Une côte surpeuplée avec peu d’eau douce
Comme dans de nombreuses régions côtières, Lagos concentre une population très nombreuse sur une mince bande de terre le long de l’océan, des lagunes et des criques. Bien que la zone reçoive de fortes précipitations annuelles, le terrain bas et plat entraîne un important ruissellement plutôt qu’une infiltration profonde. En conséquence, les habitants dépendent largement de puits peu profonds forés dans des couches de sable sous la ville. Dans des conditions saines, une « lentille » d’eau douce plus légère flotte au‑dessus d’une eau de mer plus dense. Mais lorsque la nappe est trop exploitée, que le niveau de la mer augmente ou que la pollution s’intensifie, cet équilibre délicat peut être perturbé, permettant à l’eau plus salée de progresser sous terre vers l’intérieur des terres.
Observer le sous‑sol avec l’électricité
Parce que les zones salées et douces sont invisibles, les chercheurs ont utilisé des méthodes électriques pour « voir » le sous‑sol sans creuser. Ils ont réalisé 26 sondages électriques verticaux (VES) et 14 profils de tomographie de résistivité électrique (ERT) à travers Apapa–Ajegunle, appuyés par des données lithologiques provenant de 10 forages. Ces outils injectent de faibles courants électriques dans la terre et mesurent la facilité de leur circulation. L’eau salée conduit très bien l’électricité et apparaît comme des zones de faible résistivité, tandis que l’eau douce et le sable sec résistent au courant et présentent une résistivité plus élevée. En combinant des mesures unidimensionnelles et bidimensionnelles avec des logiciels de cartographie, l’équipe a reconstitué la distribution des eaux salées et douces jusqu’à des profondeurs d’environ 40–60 mètres.

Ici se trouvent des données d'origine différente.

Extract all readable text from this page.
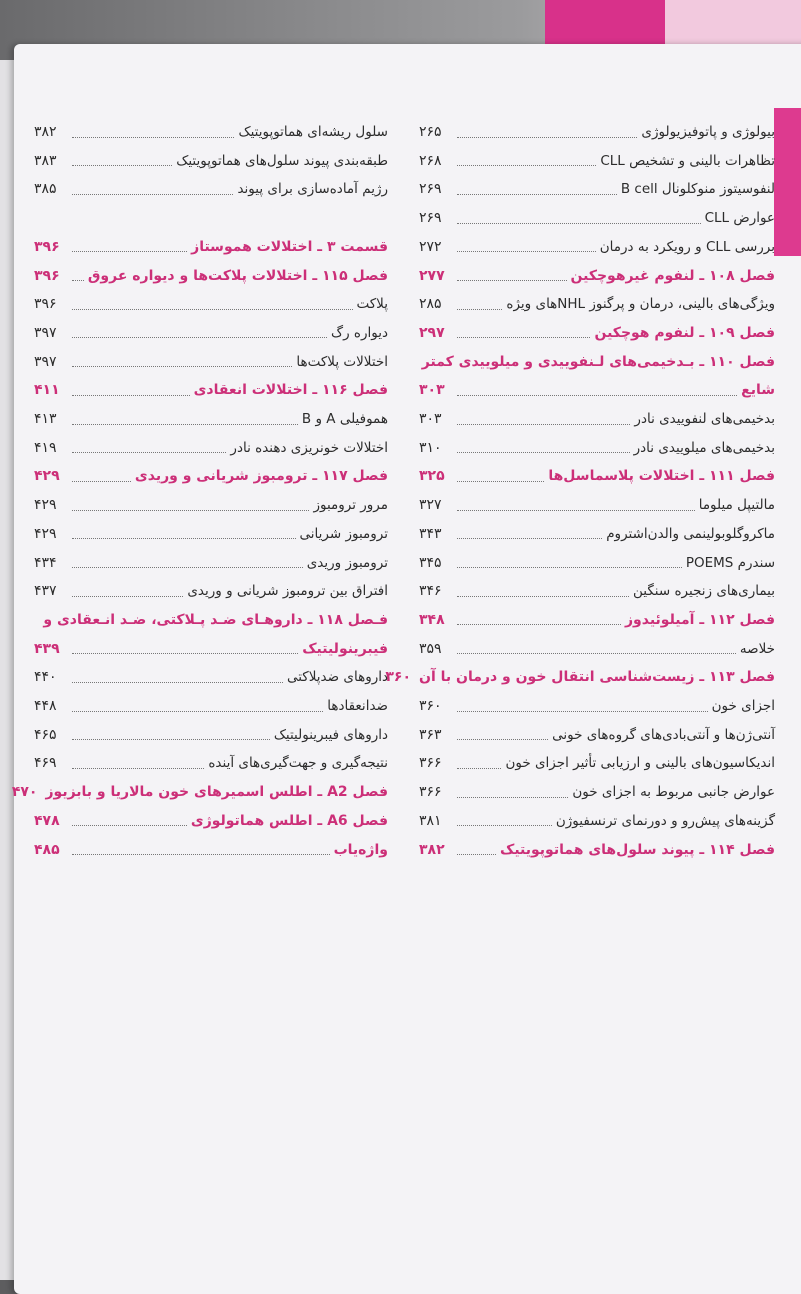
بیولوژی و پاتوفیزیولوژی
۲۶۵
تظاهرات بالینی و تشخیص CLL
۲۶۸
لنفوسیتوز منوکلونال B cell
۲۶۹
عوارض CLL
۲۶۹
بررسی CLL و رویکرد به درمان
۲۷۲
فصل ۱۰۸ ـ لنفوم غیرهوچکین
۲۷۷
ویژگی‌های بالینی، درمان و پرگنوز NHLهای ویژه
۲۸۵
فصل ۱۰۹ ـ لنفوم هوچکین
۲۹۷
فصل ۱۱۰ ـ بـدخیمی‌های لـنفوییدی و میلوییدی کمتر
شایع
۳۰۳
بدخیمی‌های لنفوییدی نادر
۳۰۳
بدخیمی‌های میلوییدی نادر
۳۱۰
فصل ۱۱۱ ـ اختلالات پلاسماسل‌ها
۳۲۵
مالتیپل میلوما
۳۲۷
ماکروگلوبولینمی والدن‌اشتروم
۳۴۳
سندرم POEMS
۳۴۵
بیماری‌های زنجیره سنگین
۳۴۶
فصل ۱۱۲ ـ آمیلوئیدوز
۳۴۸
خلاصه
۳۵۹
فصل ۱۱۳ ـ زیست‌شناسی انتقال خون و درمان با آن
۳۶۰
اجزای خون
۳۶۰
آنتی‌ژن‌ها و آنتی‌بادی‌های گروه‌های خونی
۳۶۳
اندیکاسیون‌های بالینی و ارزیابی تأثیر اجزای خون
۳۶۶
عوارض جانبی مربوط به اجزای خون
۳۶۶
گزینه‌های پیش‌رو و دورنمای ترنسفیوژن
۳۸۱
فصل ۱۱۴ ـ پیوند سلول‌های هماتوپویتیک
۳۸۲
سلول ریشه‌ای هماتوپویتیک
۳۸۲
طبقه‌بندی پیوند سلول‌های هماتوپویتیک
۳۸۳
رژیم آماده‌سازی برای پیوند
۳۸۵
قسمت ۳ ـ اختلالات هموستاز
۳۹۶
فصل ۱۱۵ ـ اختلالات پلاکت‌ها و دیواره عروق
۳۹۶
پلاکت
۳۹۶
دیواره رگ
۳۹۷
اختلالات پلاکت‌ها
۳۹۷
فصل ۱۱۶ ـ اختلالات انعقادی
۴۱۱
هموفیلی A و B
۴۱۳
اختلالات خونریزی دهنده نادر
۴۱۹
فصل ۱۱۷ ـ ترومبوز شریانی و وریدی
۴۲۹
مرور ترومبوز
۴۲۹
ترومبوز شریانی
۴۲۹
ترومبوز وریدی
۴۳۴
افتراق بین ترومبوز شریانی و وریدی
۴۳۷
فـصل ۱۱۸ ـ داروهـای ضـد پـلاکتی، ضـد انـعقادی و
فیبرینولیتیک
۴۳۹
داروهای ضدپلاکتی
۴۴۰
ضدانعقادها
۴۴۸
داروهای فیبرینولیتیک
۴۶۵
نتیجه‌گیری و جهت‌گیری‌های آینده
۴۶۹
فصل A2 ـ اطلس اسمیرهای خون مالاریا و بابزیوز
۴۷۰
فصل A6 ـ اطلس هماتولوژی
۴۷۸
واژه‌یاب
۴۸۵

Jusqu’où la mer est parvenue
Les images électriques ont révélé quatre à cinq couches souterraines distinctes, avec des valeurs de résistivité allant d’extrêmement basses (environ 1 ohm‑mètre) à très élevées (au‑delà de 50 000 ohm‑mètres). Près de la surface, de fines couches de limon et d’argile recouvrent des corps de sable plus épais qui constituent les aquifères. Dans de nombreuses parties des zones sud, est et ouest — les plus proches de la lagune, des criques et du canal — les couches sableuses sont fortement affectées par l’eau de mer. L’eau salée y apparaît comme des zones de très faible résistivité comprises entre environ 1 et 11 ohm‑mètres, s’étendant parfois d’à peine 1 mètre sous la surface jusqu’à 40 mètres de profondeur. Au‑dessus ou à côté de ces poches, l’équipe a identifié des zones saumâtres et des sables plus frais, mais souvent l’eau douce de bonne qualité était « coiffée » par des couches plus salées, rendant les prélèvements plus difficiles et plus risqués sans mélange des deux auteurs.

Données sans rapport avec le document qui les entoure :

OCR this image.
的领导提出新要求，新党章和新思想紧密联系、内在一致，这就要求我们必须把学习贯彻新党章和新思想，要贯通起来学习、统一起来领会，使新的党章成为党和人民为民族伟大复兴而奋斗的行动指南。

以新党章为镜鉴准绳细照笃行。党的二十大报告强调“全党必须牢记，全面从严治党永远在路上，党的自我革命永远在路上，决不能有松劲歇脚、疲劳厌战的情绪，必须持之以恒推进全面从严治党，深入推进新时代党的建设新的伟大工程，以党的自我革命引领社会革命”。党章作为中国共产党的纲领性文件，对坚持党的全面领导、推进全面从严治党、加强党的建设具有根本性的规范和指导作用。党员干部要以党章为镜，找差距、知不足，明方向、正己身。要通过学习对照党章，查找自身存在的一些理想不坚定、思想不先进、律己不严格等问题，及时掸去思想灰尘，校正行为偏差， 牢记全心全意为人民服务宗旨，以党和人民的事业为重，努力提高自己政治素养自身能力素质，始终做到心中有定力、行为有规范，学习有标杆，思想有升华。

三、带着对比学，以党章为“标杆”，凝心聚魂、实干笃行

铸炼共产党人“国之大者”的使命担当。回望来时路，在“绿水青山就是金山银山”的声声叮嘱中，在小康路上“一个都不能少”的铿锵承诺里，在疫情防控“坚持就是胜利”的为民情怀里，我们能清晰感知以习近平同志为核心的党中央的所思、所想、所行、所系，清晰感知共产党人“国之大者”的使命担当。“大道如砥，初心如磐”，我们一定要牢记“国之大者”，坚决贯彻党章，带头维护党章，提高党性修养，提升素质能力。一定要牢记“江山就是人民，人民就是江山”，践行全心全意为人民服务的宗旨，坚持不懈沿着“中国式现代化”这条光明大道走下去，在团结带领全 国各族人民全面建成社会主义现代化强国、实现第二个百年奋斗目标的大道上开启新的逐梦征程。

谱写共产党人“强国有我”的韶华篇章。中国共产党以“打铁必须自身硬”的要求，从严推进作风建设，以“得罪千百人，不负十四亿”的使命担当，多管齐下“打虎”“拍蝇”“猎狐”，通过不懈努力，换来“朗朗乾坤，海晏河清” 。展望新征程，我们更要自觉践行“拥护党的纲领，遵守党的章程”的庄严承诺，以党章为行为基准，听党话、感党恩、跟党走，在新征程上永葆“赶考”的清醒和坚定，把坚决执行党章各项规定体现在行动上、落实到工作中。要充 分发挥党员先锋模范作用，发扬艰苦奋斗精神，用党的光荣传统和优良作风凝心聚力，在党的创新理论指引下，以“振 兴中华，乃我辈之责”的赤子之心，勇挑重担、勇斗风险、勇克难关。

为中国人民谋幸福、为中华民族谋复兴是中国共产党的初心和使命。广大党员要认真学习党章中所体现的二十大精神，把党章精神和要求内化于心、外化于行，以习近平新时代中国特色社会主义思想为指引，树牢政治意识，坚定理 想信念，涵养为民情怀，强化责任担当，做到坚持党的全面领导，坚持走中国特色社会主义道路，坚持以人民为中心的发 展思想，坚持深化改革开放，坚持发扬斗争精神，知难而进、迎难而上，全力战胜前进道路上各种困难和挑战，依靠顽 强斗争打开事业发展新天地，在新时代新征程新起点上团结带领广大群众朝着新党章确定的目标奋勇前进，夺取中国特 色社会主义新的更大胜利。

Transformer les mesures en cartes
Pour passer de mesures isolées à une vue d’ensemble, les chercheurs ont assemblé les profils VES en diagrammes en clôture tridimensionnels et utilisé des logiciels de cartographie pour construire des cartes « iso‑profondeur » et « iso‑épaisseur ». Celles‑ci montrent à quelle profondeur sous la surface se trouvent les couches salines et d’eau douce, et quelle est l’épaisseur de chacune à travers le district. Les cartes confirment que l’eau salée est concentrée le long des franges côtières et sous une grande partie de la zone urbanisée d’Apapa–Ajegunle, avec des voies préférentielles d’écoulement souterrain du sud vers le nord. En revanche, la partie nord de la zone d’étude apparaît largement exempte d’intrusion saline dans l’aquifère peu profond, ce qui la rend plus prometteuse pour un développement de l’eau souterraine plus sûr — du moins pour l’instant.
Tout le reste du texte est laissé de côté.